Effect of Dry and Humidified Gases at Porous Electrolyte NOx Sensors

Tuesday, 30 May 2017
Grand Ballroom (Hilton New Orleans Riverside)
K. M. Kharashi and E. P. Murray (Louisiana Tech University)
Porous electrolyte NOx sensors promise greater NOx sensitivity in comparison to conventional dense electrolyte NOx sensors, and they are capable of detecting single digit ppm levels of NOx. This is important for monitoring and regulating diesel engine operation as diesel engine technology is resulting in substantially lower emissions. However, cross-sensitivity to H2O limits the feasibility of porous electrolyte NOx sensors and further investigation is needed to understand factors affecting sensor selectivity. It has been suggested in other studies that the electrolyte material may influence water behavior. Therefore, this study examined H2O cross-sensitivity in sensors composed of partially-stabilized zirconia (PSZ) and fully-stabilized zirconia (FSZ) porous electrolyte microstructures accompanied by Au wire electrodes. The data, based on impedancemetric sensor operation, indicated significantly lower H2O cross-sensitivity in PSZ electrolyte based sensors, in comparison to sensors containing FSZ.
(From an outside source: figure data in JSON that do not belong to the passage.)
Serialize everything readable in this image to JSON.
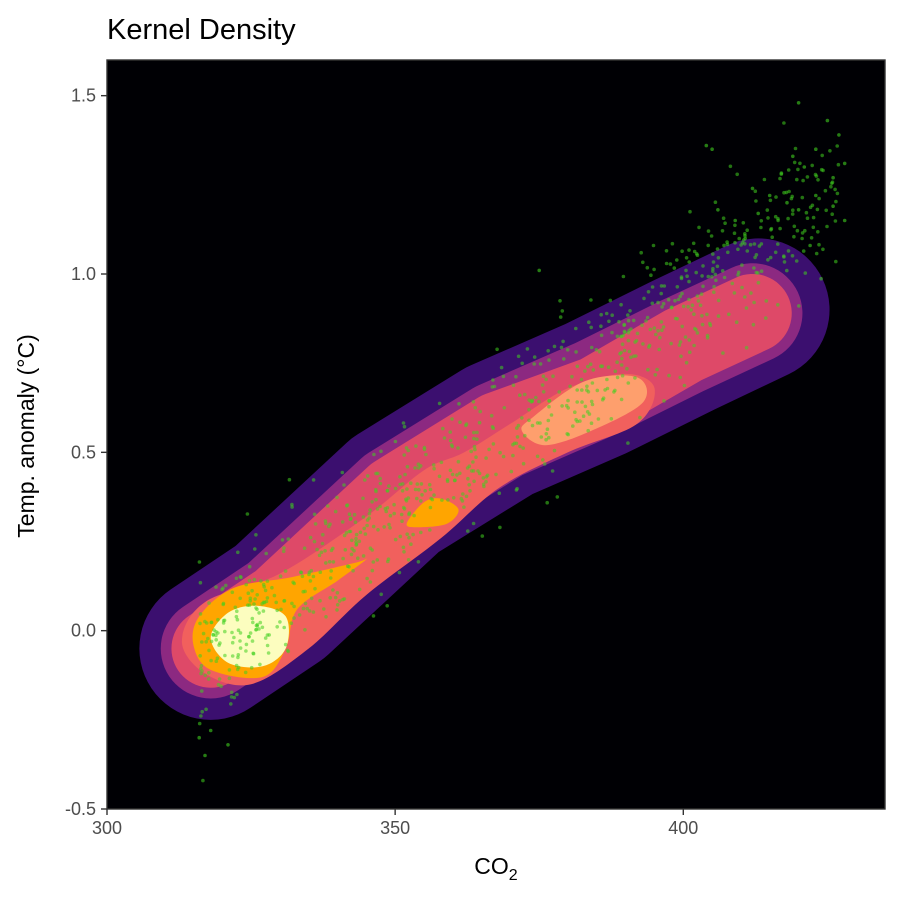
{
  "chart_data": {
    "type": "density_contour",
    "title": "Kernel Density",
    "xlabel_main": "CO",
    "xlabel_sub": "2",
    "ylabel": "Temp. anomaly (°C)",
    "xlim": [
      300,
      435
    ],
    "ylim": [
      -0.5,
      1.6
    ],
    "x_ticks": [
      300,
      350,
      400
    ],
    "x_tick_labels": [
      "300",
      "350",
      "400"
    ],
    "y_ticks": [
      -0.5,
      0.0,
      0.5,
      1.0,
      1.5
    ],
    "y_tick_labels": [
      "-0.5",
      "0.0",
      "0.5",
      "1.0",
      "1.5"
    ],
    "panel_background": "#000004",
    "grid": false,
    "legend": "none",
    "point_color": "#3fcf1f",
    "density_bands": [
      {
        "level": 1,
        "color": "#3b0f6f",
        "centerline": [
          [
            318,
            -0.05
          ],
          [
            330,
            0.08
          ],
          [
            350,
            0.38
          ],
          [
            368,
            0.56
          ],
          [
            385,
            0.68
          ],
          [
            400,
            0.8
          ],
          [
            413,
            0.9
          ]
        ],
        "halfwidth": 0.2
      },
      {
        "level": 2,
        "color": "#8c2981",
        "centerline": [
          [
            318,
            -0.05
          ],
          [
            330,
            0.08
          ],
          [
            350,
            0.38
          ],
          [
            368,
            0.56
          ],
          [
            385,
            0.68
          ],
          [
            400,
            0.8
          ],
          [
            412,
            0.89
          ]
        ],
        "halfwidth": 0.14
      },
      {
        "level": 3,
        "color": "#de4968",
        "centerline": [
          [
            318,
            -0.05
          ],
          [
            330,
            0.08
          ],
          [
            350,
            0.38
          ],
          [
            368,
            0.56
          ],
          [
            385,
            0.66
          ],
          [
            400,
            0.8
          ],
          [
            412,
            0.89
          ]
        ],
        "halfwidth": 0.11
      }
    ],
    "density_cores": [
      {
        "level": 4,
        "color": "#f1605d",
        "polygon": [
          [
            317,
            0.08
          ],
          [
            330,
            0.16
          ],
          [
            345,
            0.32
          ],
          [
            355,
            0.45
          ],
          [
            362,
            0.5
          ],
          [
            370,
            0.58
          ],
          [
            380,
            0.68
          ],
          [
            390,
            0.72
          ],
          [
            395,
            0.68
          ],
          [
            392,
            0.58
          ],
          [
            380,
            0.5
          ],
          [
            368,
            0.4
          ],
          [
            358,
            0.26
          ],
          [
            345,
            0.1
          ],
          [
            335,
            -0.05
          ],
          [
            325,
            -0.15
          ],
          [
            317,
            -0.12
          ],
          [
            313,
            -0.03
          ]
        ]
      },
      {
        "level": 5,
        "color": "#fe9f6d",
        "polygon": [
          [
            374,
            0.6
          ],
          [
            383,
            0.7
          ],
          [
            392,
            0.71
          ],
          [
            393,
            0.64
          ],
          [
            384,
            0.56
          ],
          [
            376,
            0.52
          ],
          [
            372,
            0.56
          ]
        ]
      },
      {
        "level": 6,
        "color": "#ffa500",
        "polygon": [
          [
            316,
            0.04
          ],
          [
            322,
            0.12
          ],
          [
            332,
            0.15
          ],
          [
            343,
            0.19
          ],
          [
            345,
            0.2
          ],
          [
            340,
            0.14
          ],
          [
            333,
            0.06
          ],
          [
            331,
            -0.05
          ],
          [
            327,
            -0.13
          ],
          [
            318,
            -0.11
          ],
          [
            315,
            -0.04
          ]
        ]
      },
      {
        "level": 7,
        "color": "#ffa500",
        "polygon": [
          [
            352,
            0.3
          ],
          [
            355,
            0.36
          ],
          [
            358,
            0.37
          ],
          [
            361,
            0.34
          ],
          [
            359,
            0.3
          ],
          [
            354,
            0.29
          ]
        ]
      },
      {
        "level": 8,
        "color": "#fcfdbf",
        "polygon": [
          [
            318,
            -0.02
          ],
          [
            321,
            0.05
          ],
          [
            326,
            0.07
          ],
          [
            331,
            0.04
          ],
          [
            331,
            -0.05
          ],
          [
            327,
            -0.1
          ],
          [
            321,
            -0.09
          ]
        ]
      }
    ],
    "scatter_trend": {
      "x_from": 316,
      "x_to": 427,
      "y_at_from": -0.08,
      "y_at_to": 1.25,
      "spread": 0.1,
      "n": 900
    },
    "outlier_points": [
      [
        420,
        1.48
      ],
      [
        425,
        1.43
      ],
      [
        427,
        1.39
      ],
      [
        423,
        1.35
      ],
      [
        404,
        1.36
      ],
      [
        405,
        1.35
      ],
      [
        428,
        1.31
      ],
      [
        419,
        1.33
      ],
      [
        421,
        1.3
      ],
      [
        417,
        1.28
      ],
      [
        426,
        1.27
      ],
      [
        423,
        1.22
      ],
      [
        418,
        1.2
      ],
      [
        415,
        1.22
      ],
      [
        412,
        1.24
      ],
      [
        420,
        1.18
      ],
      [
        426,
        1.19
      ],
      [
        428,
        1.15
      ],
      [
        406,
        1.18
      ],
      [
        409,
        1.15
      ],
      [
        413,
        1.17
      ],
      [
        422,
        1.08
      ],
      [
        375,
        1.01
      ],
      [
        317,
        -0.35
      ],
      [
        316,
        -0.3
      ],
      [
        318,
        -0.28
      ],
      [
        321,
        -0.32
      ]
    ]
  }
}
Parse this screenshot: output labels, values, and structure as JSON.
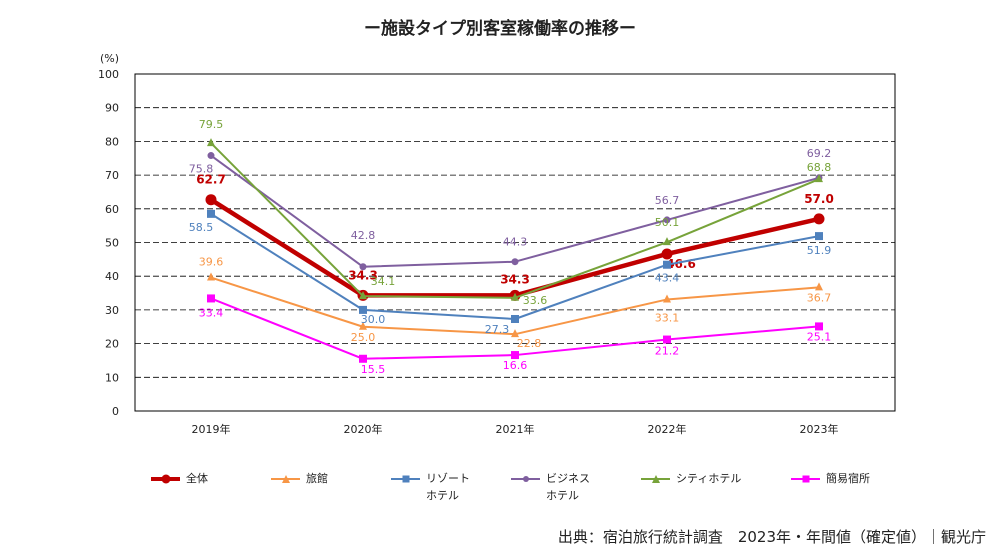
{
  "chart_data": {
    "type": "line",
    "title": "ー施設タイプ別客室稼働率の推移ー",
    "ylabel": "(%)",
    "ylim": [
      0,
      100
    ],
    "yticks": [
      "0",
      "10",
      "20",
      "30",
      "40",
      "50",
      "60",
      "70",
      "80",
      "90",
      "100"
    ],
    "categories": [
      "2019年",
      "2020年",
      "2021年",
      "2022年",
      "2023年"
    ],
    "grid": true,
    "legend_position": "bottom",
    "series": [
      {
        "name": "全体",
        "color": "#c00000",
        "marker": "circle",
        "bold": true,
        "values": [
          62.7,
          34.3,
          34.3,
          46.6,
          57.0
        ],
        "labels": [
          "62.7",
          "34.3",
          "34.3",
          "46.6",
          "57.0"
        ]
      },
      {
        "name": "旅館",
        "color": "#f79646",
        "marker": "triangle",
        "values": [
          39.6,
          25.0,
          22.8,
          33.1,
          36.7
        ],
        "labels": [
          "39.6",
          "25.0",
          "22.8",
          "33.1",
          "36.7"
        ]
      },
      {
        "name": "リゾート\nホテル",
        "color": "#4f81bd",
        "marker": "square",
        "values": [
          58.5,
          30.0,
          27.3,
          43.4,
          51.9
        ],
        "labels": [
          "58.5",
          "30.0",
          "27.3",
          "43.4",
          "51.9"
        ]
      },
      {
        "name": "ビジネス\nホテル",
        "color": "#7f5f9f",
        "marker": "circle",
        "values": [
          75.8,
          42.8,
          44.3,
          56.7,
          69.2
        ],
        "labels": [
          "75.8",
          "42.8",
          "44.3",
          "56.7",
          "69.2"
        ]
      },
      {
        "name": "シティホテル",
        "color": "#77a33a",
        "marker": "triangle",
        "values": [
          79.5,
          34.1,
          33.6,
          50.1,
          68.8
        ],
        "labels": [
          "79.5",
          "34.1",
          "33.6",
          "50.1",
          "68.8"
        ]
      },
      {
        "name": "簡易宿所",
        "color": "#ff00ff",
        "marker": "square",
        "values": [
          33.4,
          15.5,
          16.6,
          21.2,
          25.1
        ],
        "labels": [
          "33.4",
          "15.5",
          "16.6",
          "21.2",
          "25.1"
        ]
      }
    ]
  },
  "source": "出典：宿泊旅行統計調査　2023年・年間値（確定値）｜観光庁"
}
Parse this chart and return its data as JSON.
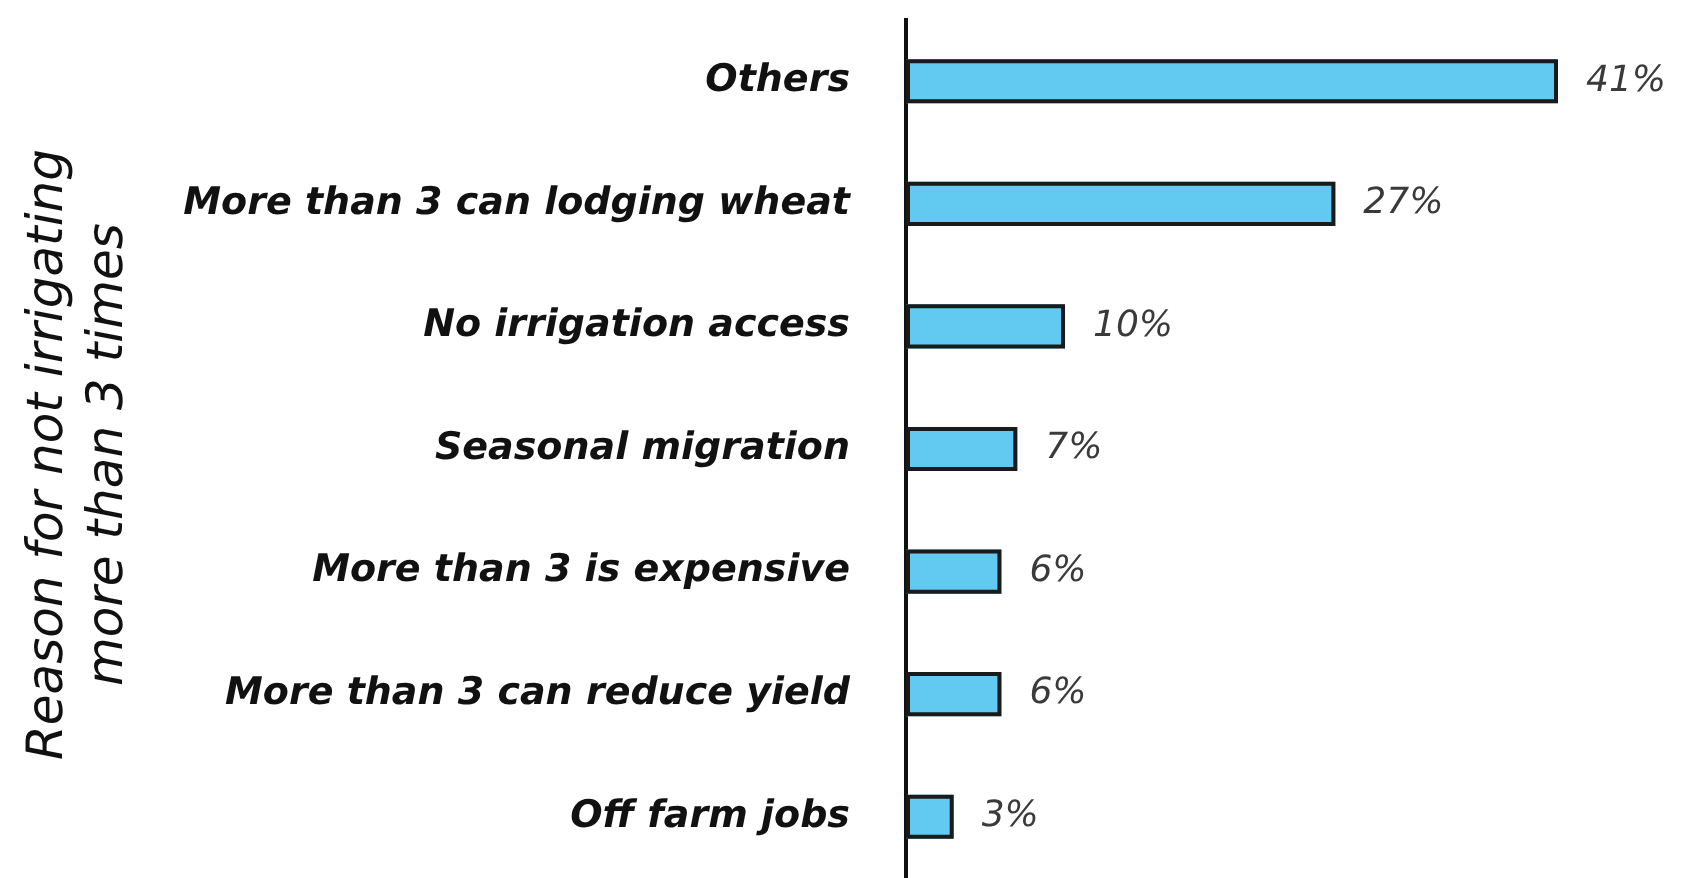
{
  "chart_data": {
    "type": "bar",
    "orientation": "horizontal",
    "ylabel": "Reason for not irrigating more than 3 times",
    "categories": [
      "Others",
      "More than 3 can lodging wheat",
      "No irrigation access",
      "Seasonal migration",
      "More than 3 is expensive",
      "More than 3 can reduce yield",
      "Off farm jobs"
    ],
    "values": [
      41,
      27,
      10,
      7,
      6,
      6,
      3
    ],
    "color": "#62caf0",
    "value_labels": [
      "41%",
      "27%",
      "10%",
      "7%",
      "6%",
      "6%",
      "3%"
    ]
  }
}
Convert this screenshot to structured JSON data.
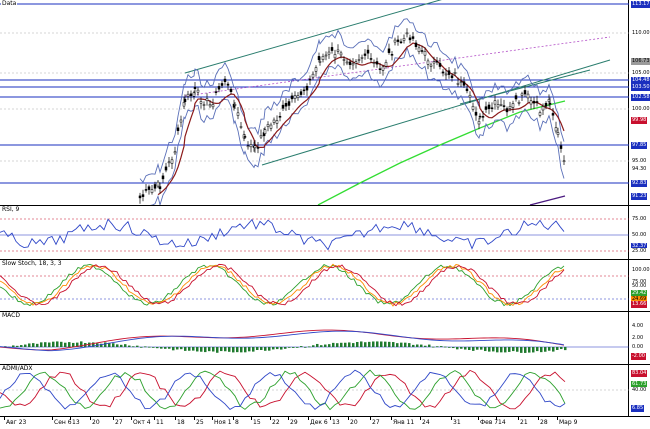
{
  "panes": {
    "price": {
      "title": "Data",
      "levels": [
        {
          "label": "113.17",
          "color": "#1a2fbf",
          "text": "#fff"
        },
        {
          "label": "110.00",
          "color": "#fff",
          "text": "#000"
        },
        {
          "label": "106.73",
          "color": "#9b9b9b",
          "text": "#000"
        },
        {
          "label": "105.00",
          "color": "#fff",
          "text": "#000"
        },
        {
          "label": "104.48",
          "color": "#1a2fbf",
          "text": "#fff"
        },
        {
          "label": "103.50",
          "color": "#1a2fbf",
          "text": "#fff"
        },
        {
          "label": "102.58",
          "color": "#1a2fbf",
          "text": "#fff"
        },
        {
          "label": "100.00",
          "color": "#fff",
          "text": "#000"
        },
        {
          "label": "99.98",
          "color": "#c8102e",
          "text": "#fff"
        },
        {
          "label": "97.85",
          "color": "#1a2fbf",
          "text": "#fff"
        },
        {
          "label": "95.00",
          "color": "#fff",
          "text": "#000"
        },
        {
          "label": "94.30",
          "color": "#fff",
          "text": "#000"
        },
        {
          "label": "92.83",
          "color": "#1a2fbf",
          "text": "#fff"
        },
        {
          "label": "91.23",
          "color": "#1a2fbf",
          "text": "#fff"
        }
      ]
    },
    "rsi": {
      "title": "RSI, 9",
      "levels": [
        {
          "label": "75.00",
          "color": "#fff",
          "text": "#000"
        },
        {
          "label": "50.00",
          "color": "#fff",
          "text": "#000"
        },
        {
          "label": "32.37",
          "color": "#1a2fbf",
          "text": "#fff"
        },
        {
          "label": "25.00",
          "color": "#fff",
          "text": "#000"
        }
      ]
    },
    "stoch": {
      "title": "Slow Stoch, 18, 3, 3",
      "levels": [
        {
          "label": "100.00",
          "color": "#fff",
          "text": "#000"
        },
        {
          "label": "75.00",
          "color": "#fff",
          "text": "#000"
        },
        {
          "label": "50.00",
          "color": "#fff",
          "text": "#000"
        },
        {
          "label": "29.42",
          "color": "#2ca02c",
          "text": "#fff"
        },
        {
          "label": "24.69",
          "color": "#ff8c00",
          "text": "#000"
        },
        {
          "label": "13.66",
          "color": "#c8102e",
          "text": "#fff"
        }
      ]
    },
    "macd": {
      "title": "MACD",
      "levels": [
        {
          "label": "4.00",
          "color": "#fff",
          "text": "#000"
        },
        {
          "label": "2.00",
          "color": "#fff",
          "text": "#000"
        },
        {
          "label": "0.00",
          "color": "#fff",
          "text": "#000"
        },
        {
          "label": "-2.00",
          "color": "#c8102e",
          "text": "#fff"
        }
      ]
    },
    "adx": {
      "title": "ADMI/ADX",
      "levels": [
        {
          "label": "83.04",
          "color": "#c8102e",
          "text": "#fff"
        },
        {
          "label": "61.73",
          "color": "#2ca02c",
          "text": "#fff"
        },
        {
          "label": "40.00",
          "color": "#fff",
          "text": "#000"
        },
        {
          "label": "6.85",
          "color": "#1a2fbf",
          "text": "#fff"
        }
      ]
    }
  },
  "xaxis": [
    "Авг 23",
    "Сен 6",
    "13",
    "20",
    "27",
    "Окт 4",
    "11",
    "18",
    "25",
    "Ноя 1",
    "8",
    "15",
    "22",
    "29",
    "Дек 6",
    "13",
    "20",
    "27",
    "Янв 11",
    "24",
    "31",
    "Фев 7",
    "14",
    "21",
    "28",
    "Мар 9"
  ]
}
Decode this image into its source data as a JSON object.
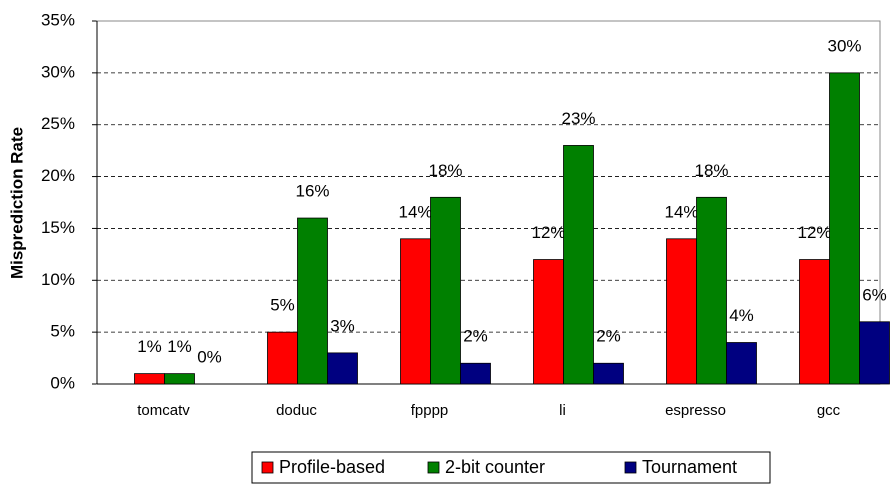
{
  "chart_data": {
    "type": "bar",
    "y_label": "Misprediction Rate",
    "categories": [
      "tomcatv",
      "doduc",
      "fpppp",
      "li",
      "espresso",
      "gcc"
    ],
    "series": [
      {
        "name": "Profile-based",
        "color": "#ff0000",
        "values": [
          1,
          5,
          14,
          12,
          14,
          12
        ],
        "value_labels": [
          "1%",
          "5%",
          "14%",
          "12%",
          "14%",
          "12%"
        ]
      },
      {
        "name": "2-bit counter",
        "color": "#008000",
        "values": [
          1,
          16,
          18,
          23,
          18,
          30
        ],
        "value_labels": [
          "1%",
          "16%",
          "18%",
          "23%",
          "18%",
          "30%"
        ]
      },
      {
        "name": "Tournament",
        "color": "#000080",
        "values": [
          0,
          3,
          2,
          2,
          4,
          6
        ],
        "value_labels": [
          "0%",
          "3%",
          "2%",
          "2%",
          "4%",
          "6%"
        ]
      }
    ],
    "ylim": [
      0,
      35
    ],
    "yticks": [
      {
        "value": 0,
        "label": "0%"
      },
      {
        "value": 5,
        "label": "5%"
      },
      {
        "value": 10,
        "label": "10%"
      },
      {
        "value": 15,
        "label": "15%"
      },
      {
        "value": 20,
        "label": "20%"
      },
      {
        "value": 25,
        "label": "25%"
      },
      {
        "value": 30,
        "label": "30%"
      },
      {
        "value": 35,
        "label": "35%"
      }
    ],
    "grid": true,
    "legend": "bottom"
  }
}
Standard ceramic process methods were used to fabricate NOx sensors containing 4.7 mol% Y2O3 – ZrO2 (PSZ, Advanced Ceramics) and 8 mol% Y2O3 – ZrO2 (FSZ, Tosoh Corp.). Polyvinyl butyral (B-76 Butvar) and ethanol were added to the electrolyte samples to form a mixture that was ball milled into a uniform slurry of which a portion was air dried to form a dry powder. The powder was uniaxially pressed under a load of 200 MPa to form pellets. Au wires were positioned over the electrolyte pellets and the remaining electrolyte slurry was coated over the electrodes. The PSZ and FSZ based sensors were fired at 1050˚C for 1 hour. Impedance studies were conducted using a Gamry Reference 600 for sensor operation over a temperature range of 600-700°C where NO and NO2 concentrations varied from 0 to 100 ppm for dry and humidified (3, 5, and 10% H2O) gas environments. Based on analysis of the impedance data the sensitivity, selectivity, oxygen dependence, activation energy, and response rate of the sensors was determined. The microstructure and morphology of the electrolytes were studied using SEM, BET, and MIP.

The impedance response indicated the PSZ based sensors demonstrated less cross-sensitivity to H2O in comparison to the FSZ based sensors. This was observed from the impedance data where the interfacial resistance decreased by 12% for FSZ based sensors when 10% water was added to the gas stream, whereas, a slight increase in interfacial resistance of approximately 2% occurred for PSZ based sensors under the same conditions. The addition of water likely resulted in hydroxyl groups that effected the interfacial conductivity of the sensors. It is possible that reactions involving hydroxyl groups were greater for the FSZ based sensors such that an increase in interfacial conductivity reduced the resistance at the Au/FSZ interface. The formation of hydroxyl groups can result from oxygen ions traveling through the electrolyte. As the oxygen ion conductivity is lower for PSZ in comparison to FSZ, it is possible that the difference in the water behavior for the PSZ versus the FSZ based sensors was due to a lower rate of hydroxyl formation at the PSZ/Au interface. The impedance data also indicated the NOx sensitivity was greater for FSZ versus PSZ based sensors for both dry and humidified gas conditions; and the FSZ based sensors had a more rapid response.

The activation energy of the sensors was approximately 1.0 and 1.2 eV for the PSZ and FSZ based sensors, respectively. The activation energy decreased slightly when NOx was present in the gas stream, and when water was added. Oxygen partial pressure measurements indicated dissociative adsorption was the dominant rate limiting for both dry and humidified gas environments for both PSZ and FSZ based sensors.

The effect of electrolyte particle size on water behavior was considered by studying the behavior of sensors composed of PSZ electrolytes containing 1 micron and 2 micron sized particles. The magnitude of the impedance response was larger for the sensors containing the 2 micron sized particles, however, the water behavior was similar for by types of PSZ based sensors. A slight increase in the impedance was observed when water was added to the gas stream for sensors containing PSZ irrespective of the electrolyte particle size.

Overall, the morphology and microstructure of the sensors did not appear to influence the behavior of the sensors in the presence of water. Rather, it is likely that the formation of hydroxyl groups and related reactions contributed to cross-sensitivity that was primarily observed for the FSZ based sensors. It is possible that the limitation of hydroxyl group reactions at PSZ based sensors restricted water cross-sensitivity, thereby improving the selectivity of the sensors to NOx.